Outstanding, hugely entertaining, funny/sad profile of suburban legend Bob Maguire - aka Father Bob - as he faces down pressure from on high to retire from his South Melbourne parish. Director Lynn-Maree Milburn and her crew (including producer/cinematographer Richard Lowenstein from Dogs in Space fame) exhaustively tracked their subject for three years and the result is a bristling, enlightening, inspiring journey. And the editing is superb. The brilliant opening montage as Father Bob describes the history of Christianity deserves its own special award.

PATRICK *** (92 minutes) MA   

Effectively chilly, moody remake of Richard Franklin's 1978 horror classic about a mysterious coma patient, smartly updated for iGen audiences by director Mark Hartley (Not Quite Hollywood) and screenwriter Justin King.
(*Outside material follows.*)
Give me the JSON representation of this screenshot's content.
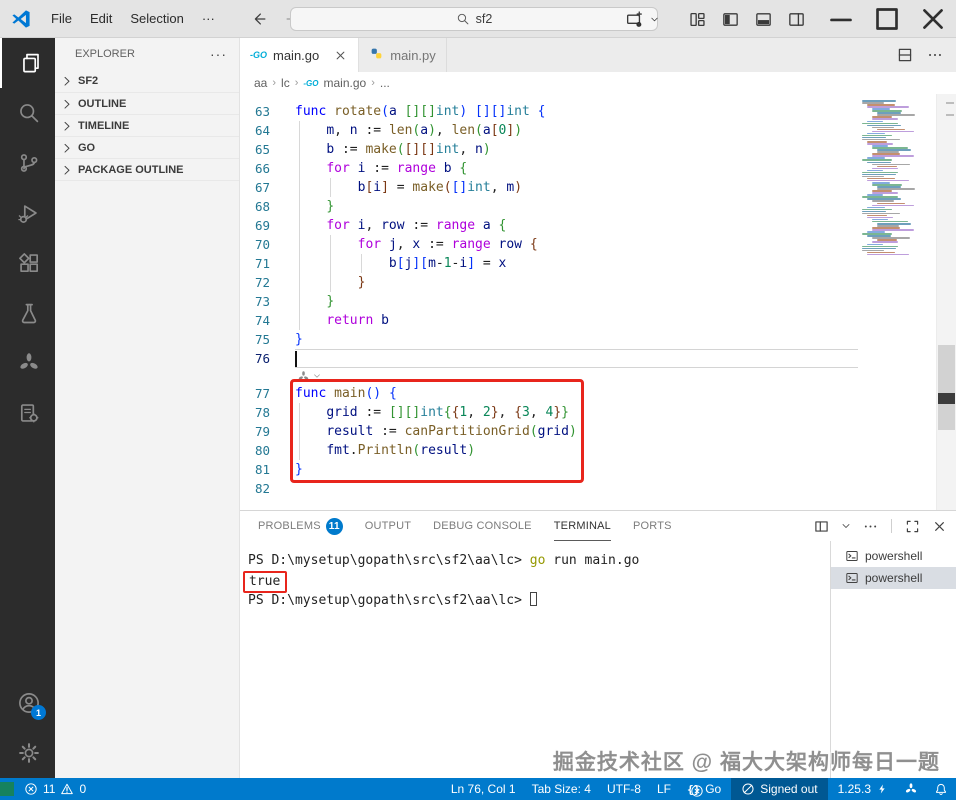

In a suitably creepy, seaside institute run by a suitably creepy, experiment-obsessed doctor (Charles Dance) nervous newbie nurse (Sharni Vinson) discovers the supine Patrick (Jackson Gallagher) isn't as deep-asleep as everyone thinks.

Heavy with atmosphere, things really spark up once the nasty starts flying. A skilfully made genre piece, Patrick is a very satisfying movie meal, well done with a garnish of dark humour.